Kein „Cannabis-Honorar“ für teilnehmende Apotheken
Separat entlohnt wird die Studienteilnahme für die Apotheken nicht: „Eine spezielle Zusatztaxe ist nicht vorgesehen“, so der Verband. Für die Studie in Zürich sei sogar explizit keine medizinische Beratung gewünscht. Dafür sollte das Personal Wissen über die verschiedenen Produkte haben und hier die Teilnehmenden individuell beraten können. Die Beratung solle sich „auf die Wahl des Cannabis-Produktes und die Konsumationsart beschränken, eine risikoarme Variante sollte aber empfohlen werden“, heißt es. So seien beispielsweise Vaporisatoren den klassischen Joints vorzuziehen, da damit die zytotoxischen und kanzerogenen Rauchbestandteile vermieden würden.
Dieses Projekt mit dem Zusatztitel „Cannabis mit Verantwortung“ untersucht die „Auswirkungen des Bezugs ausgewählter Cannabisprodukte aus kontrolliertem Anbau unter regulierten Bedingungen auf den Konsum und die Gesundheit der Teilnehmenden“. Bei den Produkten der Stadtzürcher Cannabis-Studie sei zudem der beiden Hauptwirkstoffe THC und CBD genau definiert und deklariert.

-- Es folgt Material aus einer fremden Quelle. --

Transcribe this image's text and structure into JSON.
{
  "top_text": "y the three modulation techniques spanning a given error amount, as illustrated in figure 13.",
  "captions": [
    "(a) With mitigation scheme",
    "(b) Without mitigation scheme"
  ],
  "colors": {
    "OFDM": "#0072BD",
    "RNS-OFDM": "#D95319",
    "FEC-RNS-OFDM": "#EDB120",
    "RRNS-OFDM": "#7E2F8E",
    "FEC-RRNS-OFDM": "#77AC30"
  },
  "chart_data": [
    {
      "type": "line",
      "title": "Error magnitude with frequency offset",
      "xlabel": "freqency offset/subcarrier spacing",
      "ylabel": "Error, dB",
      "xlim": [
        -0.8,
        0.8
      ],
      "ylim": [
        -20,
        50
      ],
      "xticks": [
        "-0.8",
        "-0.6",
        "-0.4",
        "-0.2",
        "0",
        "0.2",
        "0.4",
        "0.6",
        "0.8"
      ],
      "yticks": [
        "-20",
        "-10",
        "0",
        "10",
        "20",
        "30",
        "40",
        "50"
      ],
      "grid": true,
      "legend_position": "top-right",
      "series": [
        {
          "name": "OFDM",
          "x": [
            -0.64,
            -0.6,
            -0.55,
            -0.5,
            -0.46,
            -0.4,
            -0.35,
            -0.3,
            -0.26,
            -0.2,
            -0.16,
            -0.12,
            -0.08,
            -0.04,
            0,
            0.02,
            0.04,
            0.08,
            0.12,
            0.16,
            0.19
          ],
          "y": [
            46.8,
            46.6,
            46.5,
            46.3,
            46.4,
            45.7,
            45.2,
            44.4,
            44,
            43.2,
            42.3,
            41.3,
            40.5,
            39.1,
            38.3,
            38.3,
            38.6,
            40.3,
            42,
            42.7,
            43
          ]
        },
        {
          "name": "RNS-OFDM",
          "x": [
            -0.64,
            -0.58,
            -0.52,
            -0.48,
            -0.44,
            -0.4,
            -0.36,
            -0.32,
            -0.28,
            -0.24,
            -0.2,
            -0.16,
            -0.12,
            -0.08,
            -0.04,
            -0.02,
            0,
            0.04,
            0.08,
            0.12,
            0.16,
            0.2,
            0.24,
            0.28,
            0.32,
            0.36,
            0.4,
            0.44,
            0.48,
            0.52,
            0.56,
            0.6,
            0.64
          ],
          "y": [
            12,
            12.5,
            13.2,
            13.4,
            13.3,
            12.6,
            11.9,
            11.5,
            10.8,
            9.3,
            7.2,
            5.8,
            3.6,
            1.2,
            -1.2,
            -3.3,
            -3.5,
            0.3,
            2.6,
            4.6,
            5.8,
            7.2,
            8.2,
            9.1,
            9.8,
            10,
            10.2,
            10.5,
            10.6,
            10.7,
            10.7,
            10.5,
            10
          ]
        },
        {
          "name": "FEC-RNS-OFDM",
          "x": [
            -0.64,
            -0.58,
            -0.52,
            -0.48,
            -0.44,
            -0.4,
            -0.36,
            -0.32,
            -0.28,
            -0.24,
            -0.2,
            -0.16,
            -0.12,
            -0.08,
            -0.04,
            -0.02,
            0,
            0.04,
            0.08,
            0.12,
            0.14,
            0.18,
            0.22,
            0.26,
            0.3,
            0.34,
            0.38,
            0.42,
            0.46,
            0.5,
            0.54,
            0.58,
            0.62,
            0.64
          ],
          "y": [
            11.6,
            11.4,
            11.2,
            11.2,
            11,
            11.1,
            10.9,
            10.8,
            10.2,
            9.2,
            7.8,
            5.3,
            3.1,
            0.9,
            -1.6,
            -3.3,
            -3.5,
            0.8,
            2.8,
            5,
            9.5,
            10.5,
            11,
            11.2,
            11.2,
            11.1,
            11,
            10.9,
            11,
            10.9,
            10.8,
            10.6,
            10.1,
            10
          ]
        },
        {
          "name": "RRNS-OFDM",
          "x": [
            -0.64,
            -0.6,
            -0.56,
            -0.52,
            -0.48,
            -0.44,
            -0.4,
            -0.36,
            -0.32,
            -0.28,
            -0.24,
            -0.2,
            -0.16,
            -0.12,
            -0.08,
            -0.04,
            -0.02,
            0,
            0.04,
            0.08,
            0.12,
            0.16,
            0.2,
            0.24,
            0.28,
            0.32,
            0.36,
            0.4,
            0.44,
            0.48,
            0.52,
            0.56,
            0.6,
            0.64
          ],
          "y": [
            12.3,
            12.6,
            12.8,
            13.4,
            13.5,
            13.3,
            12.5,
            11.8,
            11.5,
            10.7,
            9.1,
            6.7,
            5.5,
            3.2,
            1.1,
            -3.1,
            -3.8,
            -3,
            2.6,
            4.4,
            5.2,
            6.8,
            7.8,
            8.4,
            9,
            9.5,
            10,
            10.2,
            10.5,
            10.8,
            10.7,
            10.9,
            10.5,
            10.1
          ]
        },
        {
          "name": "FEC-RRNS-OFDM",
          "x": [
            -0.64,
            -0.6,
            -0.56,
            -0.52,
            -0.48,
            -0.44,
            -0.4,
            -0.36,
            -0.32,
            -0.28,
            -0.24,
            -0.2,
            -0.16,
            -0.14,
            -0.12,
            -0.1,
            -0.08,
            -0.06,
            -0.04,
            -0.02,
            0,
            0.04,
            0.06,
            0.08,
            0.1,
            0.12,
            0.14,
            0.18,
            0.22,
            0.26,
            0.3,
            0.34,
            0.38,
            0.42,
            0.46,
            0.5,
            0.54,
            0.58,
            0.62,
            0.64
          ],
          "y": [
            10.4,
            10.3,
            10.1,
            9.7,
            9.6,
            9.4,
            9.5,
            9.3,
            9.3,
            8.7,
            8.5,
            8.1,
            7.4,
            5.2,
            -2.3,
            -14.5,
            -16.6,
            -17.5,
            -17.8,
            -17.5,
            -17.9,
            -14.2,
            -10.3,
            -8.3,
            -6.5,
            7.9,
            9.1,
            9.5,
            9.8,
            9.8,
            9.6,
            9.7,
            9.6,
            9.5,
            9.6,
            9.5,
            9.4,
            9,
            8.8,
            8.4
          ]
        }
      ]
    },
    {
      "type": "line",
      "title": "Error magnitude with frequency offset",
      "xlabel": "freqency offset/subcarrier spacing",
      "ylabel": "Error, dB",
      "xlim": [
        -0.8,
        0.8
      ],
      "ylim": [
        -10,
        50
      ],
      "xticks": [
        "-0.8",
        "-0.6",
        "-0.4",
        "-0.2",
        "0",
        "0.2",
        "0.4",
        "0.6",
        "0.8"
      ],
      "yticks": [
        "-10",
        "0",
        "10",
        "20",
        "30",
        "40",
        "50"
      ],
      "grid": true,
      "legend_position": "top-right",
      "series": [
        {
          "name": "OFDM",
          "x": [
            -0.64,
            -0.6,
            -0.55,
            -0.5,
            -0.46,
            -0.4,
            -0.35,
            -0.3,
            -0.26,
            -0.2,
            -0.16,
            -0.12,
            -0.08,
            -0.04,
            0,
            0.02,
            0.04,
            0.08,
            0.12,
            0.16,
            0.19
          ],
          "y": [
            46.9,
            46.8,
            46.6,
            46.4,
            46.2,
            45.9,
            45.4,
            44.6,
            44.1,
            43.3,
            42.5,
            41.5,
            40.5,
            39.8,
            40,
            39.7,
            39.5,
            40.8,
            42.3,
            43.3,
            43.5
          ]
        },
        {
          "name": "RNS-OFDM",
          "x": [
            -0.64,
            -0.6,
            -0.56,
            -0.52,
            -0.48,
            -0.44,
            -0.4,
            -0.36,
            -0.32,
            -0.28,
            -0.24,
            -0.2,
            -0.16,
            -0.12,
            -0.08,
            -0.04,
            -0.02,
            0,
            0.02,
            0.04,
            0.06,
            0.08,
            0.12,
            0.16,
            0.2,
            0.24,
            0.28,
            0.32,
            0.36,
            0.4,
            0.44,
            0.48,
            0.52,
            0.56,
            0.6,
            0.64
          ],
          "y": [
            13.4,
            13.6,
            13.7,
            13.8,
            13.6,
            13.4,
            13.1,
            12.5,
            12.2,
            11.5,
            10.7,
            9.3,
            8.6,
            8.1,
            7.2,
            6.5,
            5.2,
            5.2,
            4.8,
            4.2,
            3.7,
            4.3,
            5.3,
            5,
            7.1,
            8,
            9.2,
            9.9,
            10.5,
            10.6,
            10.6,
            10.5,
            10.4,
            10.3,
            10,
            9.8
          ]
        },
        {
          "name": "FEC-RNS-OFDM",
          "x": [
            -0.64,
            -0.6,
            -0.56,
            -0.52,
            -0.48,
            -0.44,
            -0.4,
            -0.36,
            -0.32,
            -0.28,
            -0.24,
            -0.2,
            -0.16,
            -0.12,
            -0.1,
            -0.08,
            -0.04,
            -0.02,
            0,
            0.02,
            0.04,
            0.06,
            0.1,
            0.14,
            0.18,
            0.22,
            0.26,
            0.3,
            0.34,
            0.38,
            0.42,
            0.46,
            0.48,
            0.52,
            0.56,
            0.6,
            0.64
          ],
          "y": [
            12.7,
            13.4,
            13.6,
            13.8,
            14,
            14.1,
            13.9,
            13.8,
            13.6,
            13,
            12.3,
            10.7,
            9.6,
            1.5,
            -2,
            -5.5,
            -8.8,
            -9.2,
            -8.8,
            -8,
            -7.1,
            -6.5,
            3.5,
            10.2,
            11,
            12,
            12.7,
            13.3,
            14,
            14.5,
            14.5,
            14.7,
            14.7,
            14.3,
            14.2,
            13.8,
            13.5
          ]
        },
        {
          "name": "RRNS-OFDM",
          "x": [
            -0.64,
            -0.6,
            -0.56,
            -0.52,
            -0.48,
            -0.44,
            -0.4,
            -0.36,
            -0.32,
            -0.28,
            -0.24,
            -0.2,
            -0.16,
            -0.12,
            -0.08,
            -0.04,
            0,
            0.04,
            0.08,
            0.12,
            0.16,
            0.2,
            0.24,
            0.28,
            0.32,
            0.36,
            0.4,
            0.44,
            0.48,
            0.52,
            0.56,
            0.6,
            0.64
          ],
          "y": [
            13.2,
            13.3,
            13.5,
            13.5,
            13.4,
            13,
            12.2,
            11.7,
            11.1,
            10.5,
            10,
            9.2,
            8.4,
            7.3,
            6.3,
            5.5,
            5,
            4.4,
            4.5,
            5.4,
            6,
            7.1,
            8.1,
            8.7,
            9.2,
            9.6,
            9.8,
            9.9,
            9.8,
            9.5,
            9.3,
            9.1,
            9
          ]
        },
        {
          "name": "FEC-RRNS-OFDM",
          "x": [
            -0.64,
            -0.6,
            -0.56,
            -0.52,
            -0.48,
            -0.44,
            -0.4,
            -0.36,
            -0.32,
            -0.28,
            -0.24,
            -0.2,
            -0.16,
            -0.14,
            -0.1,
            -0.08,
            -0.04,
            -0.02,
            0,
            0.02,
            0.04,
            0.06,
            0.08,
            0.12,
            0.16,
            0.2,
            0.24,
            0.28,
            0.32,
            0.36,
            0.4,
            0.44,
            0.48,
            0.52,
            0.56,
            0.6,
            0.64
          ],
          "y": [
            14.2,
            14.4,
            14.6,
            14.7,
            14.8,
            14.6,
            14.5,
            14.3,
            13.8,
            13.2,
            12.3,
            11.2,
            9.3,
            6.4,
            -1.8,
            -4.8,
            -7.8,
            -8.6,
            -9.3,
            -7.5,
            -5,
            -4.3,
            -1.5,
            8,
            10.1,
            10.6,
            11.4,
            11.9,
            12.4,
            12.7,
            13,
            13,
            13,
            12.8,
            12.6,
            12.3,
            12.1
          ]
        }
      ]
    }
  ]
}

Das Cannabis muss aus biologischem Anbau stammen und zertifiziert sein und hat damit andere und weniger strenge Anforderungen als medizinisches Cannabis.
„Exzellente“ Ware
Das bisherige Resümee des Verbandes: „Es liegen nur wenige vorläufige Resultate vor. Die von uns konsultierten Apotheken zeigten sich mit dem Ablauf zufrieden. Der Grossteil der Konsument:innen scheint auch zufrieden zu sein.“ Besonders die Qualität des in den Pilotprojekten verwendeten Cannabis würde immer wieder als „exzellent“ hervorgehoben.
Im Mai 2021 ist eine Änderung des schweizerischen Betäubungsmittelsgesetzes in Kraft getreten, die derartige Pilotprojekte zur Cannabis-Abgabe zu nicht medizinischen Zwecken, also zu „Genusszwecken“ ermöglicht. Die Studien sollen eine Grundlage für weitere gesetzliche Regelungen liefern. In Deutschland sind die Apotheken beim aktuellen Schritt der Cannabis-Freigabe noch außen vor, könnten aber gegebenenfalls zu einem späteren Zeitpunkt folgen.